With the 40-years-to-life plea deal completed, the former hardware-store clerk won’t be available for parole until he’s 76-year-old, explained Brooklyn DA Charles Hynes, who said Kletzky’s parents agreed to a plea so aspects of their child’s gruesome death wouldn’t be discussed in graphic detail at trial.

Kletzky’s family was happy they didn’t have to revisit the killing in a Brooklyn courtroom.

“There is no way one can comprehend or understand the unspeakable pain of losing a child,” Kletzky’s parents said in a letter read by Assemblyman Dov Hikind (D–Borough Park), who allocated $1 million in state funds so security cameras could be installed in Borough Park and Midwood in the wake of Kletzky’s murder — a measure that was criticized when it was learned that an ultra-Orthodox religious group that discourages Jews from reporting sex crimes to police without first consulting a rabbi would be put in charge of placing and monitoring the cameras. “Today we close the door on this one aspect of our tragedy.”

Investigators who tracked down and arrested Aron feel that justice has been served.

“He’s pleading guilty to a top count,” a law-enforcement source told our sister publication, the New York Post. “Aron is getting the sentence he would have gotten at trial.”

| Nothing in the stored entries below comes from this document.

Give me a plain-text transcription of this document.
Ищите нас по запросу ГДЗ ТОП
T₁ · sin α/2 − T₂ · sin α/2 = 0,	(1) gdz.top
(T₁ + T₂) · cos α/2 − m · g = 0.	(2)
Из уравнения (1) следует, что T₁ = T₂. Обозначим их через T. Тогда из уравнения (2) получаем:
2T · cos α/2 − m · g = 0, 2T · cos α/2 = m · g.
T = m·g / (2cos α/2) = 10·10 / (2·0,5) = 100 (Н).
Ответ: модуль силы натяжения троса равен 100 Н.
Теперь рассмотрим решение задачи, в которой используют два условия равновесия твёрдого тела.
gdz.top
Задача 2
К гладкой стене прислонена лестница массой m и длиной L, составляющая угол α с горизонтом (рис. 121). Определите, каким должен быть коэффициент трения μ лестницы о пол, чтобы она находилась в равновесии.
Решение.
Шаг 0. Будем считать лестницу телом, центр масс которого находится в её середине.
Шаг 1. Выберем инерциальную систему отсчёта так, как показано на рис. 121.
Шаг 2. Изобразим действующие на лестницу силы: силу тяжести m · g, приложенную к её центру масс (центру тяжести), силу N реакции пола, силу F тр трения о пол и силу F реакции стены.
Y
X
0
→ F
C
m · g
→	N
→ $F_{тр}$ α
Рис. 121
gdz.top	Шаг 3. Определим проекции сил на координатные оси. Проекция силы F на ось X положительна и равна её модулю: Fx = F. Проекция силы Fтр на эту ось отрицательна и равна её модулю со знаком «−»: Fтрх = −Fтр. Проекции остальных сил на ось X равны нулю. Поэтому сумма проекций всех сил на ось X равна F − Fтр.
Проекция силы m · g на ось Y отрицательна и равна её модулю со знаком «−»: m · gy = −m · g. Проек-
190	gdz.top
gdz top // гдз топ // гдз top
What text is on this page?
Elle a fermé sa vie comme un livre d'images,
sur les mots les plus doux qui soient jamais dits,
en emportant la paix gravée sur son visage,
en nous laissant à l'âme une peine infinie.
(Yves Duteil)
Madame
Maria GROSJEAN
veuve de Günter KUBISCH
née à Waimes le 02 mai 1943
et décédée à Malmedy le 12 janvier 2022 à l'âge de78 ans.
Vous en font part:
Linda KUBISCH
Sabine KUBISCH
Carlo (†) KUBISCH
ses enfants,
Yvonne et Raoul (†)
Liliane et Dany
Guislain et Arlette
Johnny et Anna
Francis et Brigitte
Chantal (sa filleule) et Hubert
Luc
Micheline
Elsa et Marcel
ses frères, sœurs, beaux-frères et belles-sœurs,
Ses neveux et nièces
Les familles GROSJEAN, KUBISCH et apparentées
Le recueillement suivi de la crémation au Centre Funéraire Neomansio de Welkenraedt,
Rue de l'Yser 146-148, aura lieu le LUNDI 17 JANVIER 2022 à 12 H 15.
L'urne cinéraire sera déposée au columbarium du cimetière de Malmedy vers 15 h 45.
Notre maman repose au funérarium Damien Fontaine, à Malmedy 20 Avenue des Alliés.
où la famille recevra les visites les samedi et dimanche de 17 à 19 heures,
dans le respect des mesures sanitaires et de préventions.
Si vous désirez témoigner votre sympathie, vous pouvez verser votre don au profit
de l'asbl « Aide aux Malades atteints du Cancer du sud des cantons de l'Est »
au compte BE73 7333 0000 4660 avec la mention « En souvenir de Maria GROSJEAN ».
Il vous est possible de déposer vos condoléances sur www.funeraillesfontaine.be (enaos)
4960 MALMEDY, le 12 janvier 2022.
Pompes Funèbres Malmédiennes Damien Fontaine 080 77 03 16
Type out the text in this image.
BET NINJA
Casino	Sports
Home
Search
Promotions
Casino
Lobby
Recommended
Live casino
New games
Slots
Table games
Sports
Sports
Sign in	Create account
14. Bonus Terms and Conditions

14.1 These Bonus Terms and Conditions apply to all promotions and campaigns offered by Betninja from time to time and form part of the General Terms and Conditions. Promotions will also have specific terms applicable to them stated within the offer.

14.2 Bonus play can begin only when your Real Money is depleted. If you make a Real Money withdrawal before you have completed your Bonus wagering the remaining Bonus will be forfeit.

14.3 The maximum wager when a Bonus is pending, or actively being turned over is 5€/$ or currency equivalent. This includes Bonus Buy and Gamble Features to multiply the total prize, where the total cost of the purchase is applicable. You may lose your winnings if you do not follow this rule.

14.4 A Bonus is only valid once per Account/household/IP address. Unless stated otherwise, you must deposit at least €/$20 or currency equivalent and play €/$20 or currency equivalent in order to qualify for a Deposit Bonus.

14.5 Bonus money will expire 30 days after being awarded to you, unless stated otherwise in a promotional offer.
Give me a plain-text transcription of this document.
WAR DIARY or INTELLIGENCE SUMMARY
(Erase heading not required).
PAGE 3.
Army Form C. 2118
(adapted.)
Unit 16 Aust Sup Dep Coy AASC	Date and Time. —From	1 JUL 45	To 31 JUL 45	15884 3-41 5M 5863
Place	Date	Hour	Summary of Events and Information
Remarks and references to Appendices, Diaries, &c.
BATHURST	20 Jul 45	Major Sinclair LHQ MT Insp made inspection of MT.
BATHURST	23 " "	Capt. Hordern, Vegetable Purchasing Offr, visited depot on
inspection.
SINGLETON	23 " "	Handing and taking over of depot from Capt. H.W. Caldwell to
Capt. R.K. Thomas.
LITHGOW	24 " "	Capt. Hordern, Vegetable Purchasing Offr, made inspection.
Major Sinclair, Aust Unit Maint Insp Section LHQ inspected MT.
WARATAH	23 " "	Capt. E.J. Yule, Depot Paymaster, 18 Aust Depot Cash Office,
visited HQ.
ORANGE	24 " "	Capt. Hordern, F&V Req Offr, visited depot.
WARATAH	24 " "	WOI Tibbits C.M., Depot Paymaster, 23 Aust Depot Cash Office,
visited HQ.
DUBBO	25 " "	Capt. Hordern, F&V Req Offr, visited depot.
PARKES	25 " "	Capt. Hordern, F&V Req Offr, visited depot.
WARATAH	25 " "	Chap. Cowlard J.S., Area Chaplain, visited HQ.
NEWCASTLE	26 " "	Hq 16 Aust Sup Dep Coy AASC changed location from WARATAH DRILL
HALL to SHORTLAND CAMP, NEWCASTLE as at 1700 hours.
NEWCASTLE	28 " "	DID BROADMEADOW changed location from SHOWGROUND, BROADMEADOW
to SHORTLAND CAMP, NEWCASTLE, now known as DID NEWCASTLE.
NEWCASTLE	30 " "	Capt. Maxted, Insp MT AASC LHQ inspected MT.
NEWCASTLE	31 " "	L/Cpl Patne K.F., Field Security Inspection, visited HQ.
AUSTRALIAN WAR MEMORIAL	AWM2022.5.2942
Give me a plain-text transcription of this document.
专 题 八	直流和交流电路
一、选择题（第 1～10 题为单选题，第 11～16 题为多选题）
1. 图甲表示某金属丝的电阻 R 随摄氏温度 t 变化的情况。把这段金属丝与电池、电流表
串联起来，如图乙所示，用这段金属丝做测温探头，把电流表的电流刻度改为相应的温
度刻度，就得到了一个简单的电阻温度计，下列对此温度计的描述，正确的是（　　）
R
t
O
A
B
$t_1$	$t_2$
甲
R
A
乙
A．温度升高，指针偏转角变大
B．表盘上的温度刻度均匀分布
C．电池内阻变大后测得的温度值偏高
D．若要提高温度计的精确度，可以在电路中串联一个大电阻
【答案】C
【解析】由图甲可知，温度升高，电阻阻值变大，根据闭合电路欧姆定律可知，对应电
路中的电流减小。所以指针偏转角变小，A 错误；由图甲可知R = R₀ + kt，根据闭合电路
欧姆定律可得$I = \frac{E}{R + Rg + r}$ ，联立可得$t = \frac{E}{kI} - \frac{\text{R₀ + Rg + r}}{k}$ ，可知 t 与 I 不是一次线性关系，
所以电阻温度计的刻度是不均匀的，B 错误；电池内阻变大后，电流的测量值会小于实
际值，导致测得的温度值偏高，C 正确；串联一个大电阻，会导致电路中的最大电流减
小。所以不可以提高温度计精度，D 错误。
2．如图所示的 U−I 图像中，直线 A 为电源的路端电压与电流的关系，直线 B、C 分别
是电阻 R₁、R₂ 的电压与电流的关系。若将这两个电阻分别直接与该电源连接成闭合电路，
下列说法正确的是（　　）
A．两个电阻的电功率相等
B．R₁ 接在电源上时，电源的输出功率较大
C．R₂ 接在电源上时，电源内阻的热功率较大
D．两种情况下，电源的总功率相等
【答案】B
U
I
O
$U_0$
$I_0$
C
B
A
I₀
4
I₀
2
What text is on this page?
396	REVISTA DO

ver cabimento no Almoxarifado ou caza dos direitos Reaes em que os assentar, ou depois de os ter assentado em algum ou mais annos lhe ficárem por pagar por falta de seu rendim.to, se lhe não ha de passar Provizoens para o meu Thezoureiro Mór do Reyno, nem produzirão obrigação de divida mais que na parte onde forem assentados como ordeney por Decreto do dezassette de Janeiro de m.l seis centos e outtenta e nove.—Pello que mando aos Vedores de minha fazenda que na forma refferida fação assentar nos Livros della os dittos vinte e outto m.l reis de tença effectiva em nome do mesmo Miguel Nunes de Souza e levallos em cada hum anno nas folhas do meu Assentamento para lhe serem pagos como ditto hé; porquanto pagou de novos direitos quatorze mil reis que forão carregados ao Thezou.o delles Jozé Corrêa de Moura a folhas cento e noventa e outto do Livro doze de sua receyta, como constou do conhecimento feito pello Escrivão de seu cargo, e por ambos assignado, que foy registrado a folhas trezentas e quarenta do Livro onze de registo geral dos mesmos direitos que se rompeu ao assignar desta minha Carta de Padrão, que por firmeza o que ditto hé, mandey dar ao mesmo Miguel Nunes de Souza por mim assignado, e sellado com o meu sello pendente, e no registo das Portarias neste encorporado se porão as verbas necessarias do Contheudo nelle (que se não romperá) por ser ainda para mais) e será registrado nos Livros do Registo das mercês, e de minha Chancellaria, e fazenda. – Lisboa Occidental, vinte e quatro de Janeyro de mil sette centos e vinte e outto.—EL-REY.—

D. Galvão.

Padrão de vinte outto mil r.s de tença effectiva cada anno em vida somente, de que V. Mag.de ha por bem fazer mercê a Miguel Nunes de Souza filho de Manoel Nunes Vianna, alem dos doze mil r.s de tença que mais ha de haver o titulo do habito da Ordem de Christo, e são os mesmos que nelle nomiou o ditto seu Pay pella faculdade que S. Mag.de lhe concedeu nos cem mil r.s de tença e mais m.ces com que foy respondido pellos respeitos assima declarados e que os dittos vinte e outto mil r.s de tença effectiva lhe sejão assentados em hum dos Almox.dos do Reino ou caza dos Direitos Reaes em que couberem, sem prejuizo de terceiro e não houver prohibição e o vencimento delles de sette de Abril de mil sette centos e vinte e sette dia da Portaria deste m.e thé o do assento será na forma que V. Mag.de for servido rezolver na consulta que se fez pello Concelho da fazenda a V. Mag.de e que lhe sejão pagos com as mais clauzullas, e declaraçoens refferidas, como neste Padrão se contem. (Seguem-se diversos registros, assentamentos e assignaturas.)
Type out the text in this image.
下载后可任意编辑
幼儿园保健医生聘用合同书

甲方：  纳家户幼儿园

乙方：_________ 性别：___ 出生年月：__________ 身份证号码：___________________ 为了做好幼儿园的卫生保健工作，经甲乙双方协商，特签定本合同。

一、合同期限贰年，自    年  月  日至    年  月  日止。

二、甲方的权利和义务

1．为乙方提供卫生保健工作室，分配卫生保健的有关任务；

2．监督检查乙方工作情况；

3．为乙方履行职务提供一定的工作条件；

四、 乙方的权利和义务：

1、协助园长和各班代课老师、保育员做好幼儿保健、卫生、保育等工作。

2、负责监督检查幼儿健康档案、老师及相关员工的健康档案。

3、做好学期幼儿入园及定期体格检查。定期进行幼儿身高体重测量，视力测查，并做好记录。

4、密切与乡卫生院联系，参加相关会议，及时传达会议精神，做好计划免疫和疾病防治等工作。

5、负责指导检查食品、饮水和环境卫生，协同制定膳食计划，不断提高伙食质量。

Aron’s defense agreed to the plea deal, but still contend that their client wasn’t mentally fit to stand trial, even though a psychiatrist’s report showed that Levi wasn’t unbalanced enough to plead insanity.

“He is very remorseful in his own way and unfortunately his mental capacity precludes him from expressing that,” defense lawyer Jennifer McCann told the Daily News.

Aron will return to court on Aug. 29 for sentencing.